Turning very small aluminum rod

I need to take an Al rod and turn it down to make two pieces about 100 thousandths diameter by 350 thousandths long. Tolerances need to be no better than 5 thousandths or so, that part's easy. I have some ~0.5" rod stock to start with.

I'm guessing that if I just turn it down to that diameter it will flex quite a lot and I'll have some problems before I even get to 100 thousandths. Any advice on the best approach on this before I create a lot of scrap?

Or, am I worrying about nothing, it will be easy, and I should quite typing and just get on with it? :grin:
 
Using a sharp tool bit you should be fine. Just work close to the chuck to minimize flex. You could support the end with a center, but at only 0.350 long you should be fine. Don't get to greedy with the cut depth.
 
Joe Pi had a video on doing this. The trick is to take one huge cut to your final diameter.
You will need to scrap a couple of pieces to figure out the exact depth of cut to get your desired diameter.
After that just take the cut.
It really works, trying to sneak up on it will just lead to heartache and tapered parts.
 
I turn thin sections in multiple steps to minimize stick out. For example, on that piece I would make it in 4 cuts about .087 long with each going to finished diameter so there would never be more than .087 effective stick out.
 
That is only 3.5 diameters out of the holder, you will have no problem doing this.
I would turn aluminum at 600+ FPM with carbide tooling and 200 SFM for HSS tooling.
 
I routinely make some nose bushings for Balsa airplanes, 6061 Aluminum, T6, .400 long, .110 diameter with a .048 hole in them. Turret lathe, two passes (two tools,) first pass at .125, second pass at .110. hand feed. I make these a dozen at a time. I have more trouble breaking drills than scrapping pieces because of bad turning.

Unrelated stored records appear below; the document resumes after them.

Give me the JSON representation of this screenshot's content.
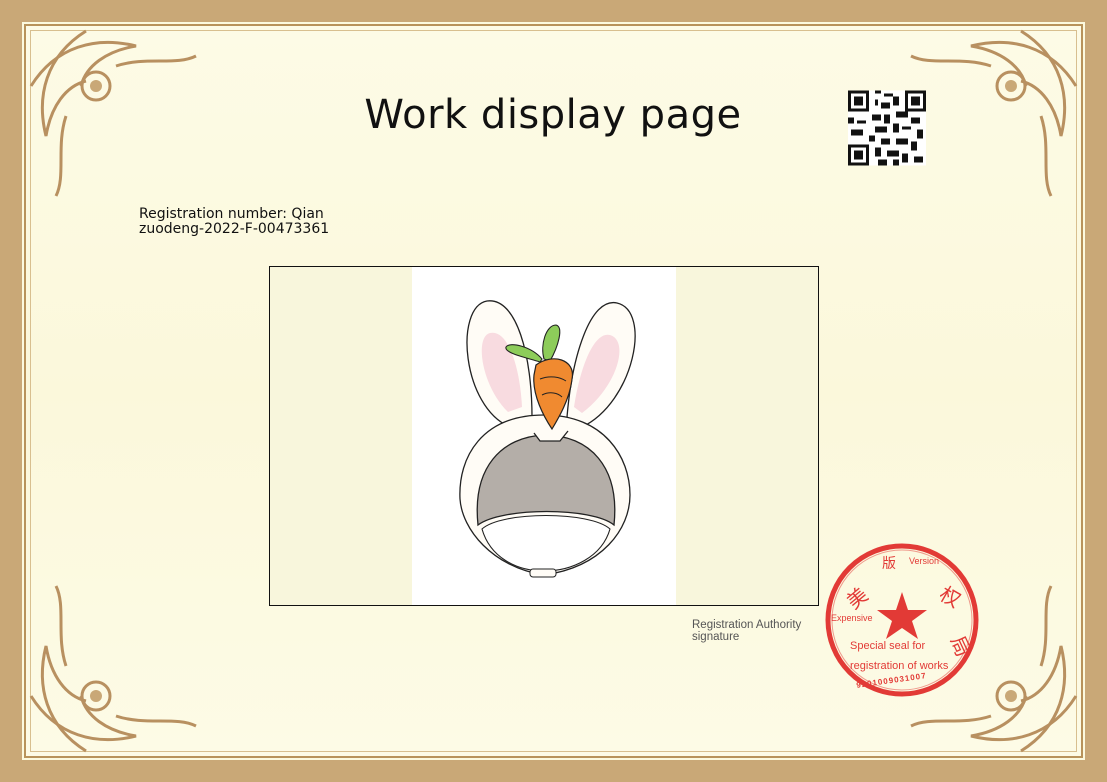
{
  "certificate": {
    "title": "Work display page",
    "registration_line1": "Registration number: Qian",
    "registration_line2": "zuodeng-2022-F-00473361",
    "authority_line1": "Registration Authority",
    "authority_line2": "signature"
  },
  "seal": {
    "top_word": "Version",
    "left_word": "Expensive",
    "line1": "Special seal for",
    "line2": "registration of works",
    "serial": "9201009031007",
    "color": "#e23a36"
  },
  "colors": {
    "frame": "#c9a877",
    "background": "#fcfadf"
  },
  "icons": [
    "qr-code-icon",
    "corner-ornament-icon",
    "seal-star-icon"
  ]
}
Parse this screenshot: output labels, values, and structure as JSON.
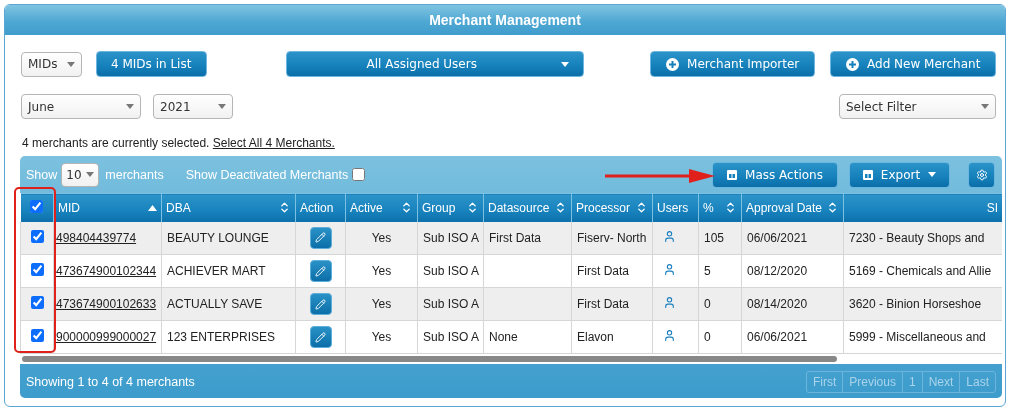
{
  "title": "Merchant Management",
  "toolbar": {
    "list_type": {
      "value": "MIDs"
    },
    "list_count_button": "4 MIDs in List",
    "users_dropdown": "All Assigned Users",
    "buttons": [
      {
        "label": "Merchant Importer"
      },
      {
        "label": "Add New Merchant"
      }
    ]
  },
  "filters": {
    "month": {
      "value": "June"
    },
    "year": {
      "value": "2021"
    },
    "filter": {
      "placeholder": "Select Filter"
    }
  },
  "selection_notice": {
    "text": "4 merchants are currently selected.",
    "link": "Select All 4 Merchants."
  },
  "table_panel": {
    "show_label": "Show",
    "page_size": {
      "value": "10"
    },
    "page_size_suffix": "merchants",
    "deactivated": {
      "label": "Show Deactivated Merchants",
      "checked": false
    },
    "actions": [
      {
        "kind": "mass",
        "label": "Mass Actions"
      },
      {
        "kind": "export",
        "label": "Export"
      },
      {
        "kind": "settings"
      }
    ]
  },
  "table": {
    "select_all": {
      "checked": true
    },
    "columns": [
      {
        "label": "MID",
        "sortable": true,
        "selected": true
      },
      {
        "label": "DBA",
        "sortable": true,
        "selected": false
      },
      {
        "label": "Action",
        "sortable": false,
        "selected": false
      },
      {
        "label": "Active",
        "sortable": true,
        "selected": false
      },
      {
        "label": "Group",
        "sortable": true,
        "selected": false
      },
      {
        "label": "Datasource",
        "sortable": true,
        "selected": false
      },
      {
        "label": "Processor",
        "sortable": true,
        "selected": false
      },
      {
        "label": "Users",
        "sortable": false,
        "selected": false
      },
      {
        "label": "%",
        "sortable": true,
        "selected": false
      },
      {
        "label": "Approval Date",
        "sortable": true,
        "selected": false
      },
      {
        "label": "SI",
        "sortable": false,
        "selected": false
      }
    ],
    "rows": [
      {
        "checked": true,
        "mid": "498404439774",
        "dba": "BEAUTY LOUNGE",
        "active": "Yes",
        "group": "Sub ISO A",
        "datasource": "First Data",
        "processor": "Fiserv- North",
        "percent": "105",
        "approval_date": "06/06/2021",
        "sic": "7230 - Beauty Shops and"
      },
      {
        "checked": true,
        "mid": "473674900102344",
        "dba": "ACHIEVER MART",
        "active": "Yes",
        "group": "Sub ISO A",
        "processor": "First Data",
        "percent": "5",
        "approval_date": "08/12/2020",
        "sic": "5169 - Chemicals and Allie"
      },
      {
        "checked": true,
        "mid": "473674900102633",
        "dba": "ACTUALLY SAVE",
        "active": "Yes",
        "group": "Sub ISO A",
        "processor": "First Data",
        "percent": "0",
        "approval_date": "08/14/2020",
        "sic": "3620 - Binion Horseshoe"
      },
      {
        "checked": true,
        "mid": "900000999000027",
        "dba": "123 ENTERPRISES",
        "active": "Yes",
        "group": "Sub ISO A",
        "datasource": "None",
        "processor": "Elavon",
        "percent": "0",
        "approval_date": "06/06/2021",
        "sic": "5999 - Miscellaneous and"
      }
    ],
    "summary": "Showing 1 to 4 of 4 merchants",
    "pagination": [
      {
        "label": "First",
        "disabled": true
      },
      {
        "label": "Previous",
        "disabled": true
      },
      {
        "label": "1",
        "disabled": true
      },
      {
        "label": "Next",
        "disabled": true
      },
      {
        "label": "Last",
        "disabled": true
      }
    ]
  },
  "annotations": {
    "highlight_box": true,
    "arrow": true
  }
}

Oh, I make these from 3/8 rod, leave a .030 thick flange full diameter and cut them off from the rear. There's no saddle, just a fixed crossfeed. All hand feed.
 
At my last position, we needed some 303 stainless .050" in diameter and just over 3" long with an integral boss on one end and M1.25-.25 threads on the opposite end. Other part we needed was a tapered piece .9" long, .090" in diameter at the large end and .020" and the small end, made from Teflon. We contracted the work out to a machine shop in Santa Clara. They made these parts holding sub-thousandths tolerances on a Swiss screw machine starting with 1/4" rod. To see if he could make the Teflon part, he made about 3' of .040" Teflon string.
 
Sherline users do this kind of thing all the time, and 0.100" is not that small. Just keep your stick out minimized, use a sharp HSS tool with a small nose radius and run the lathe as fast as it will go.
 
Thanks for all the advice! I'm going to try tomorrow. I'll probably screw up a few times before I get it right. :grin big:

Joe Pi had a video on doing this. The trick is to take one huge cut to your final diameter.
You will need to scrap a couple of pieces to figure out the exact depth of cut to get your desired diameter.
After that just take the cut.
It really works, trying to sneak up on it will just lead to heartache and tapered parts.

Exactly what I was concerned about. The small diameter part deflecting and I'll end up cutting a taper.

I tried the Joe Pi method while practicing with a newly ground HSS tool in 12L14. It worked great. Took a light pass and measured with a micrometer. Put that in the DRO and dialed in the cut. Hit the power feed and the cut worked great.

View attachment 280634

Ok, that photo convinced me it can be done, LOL.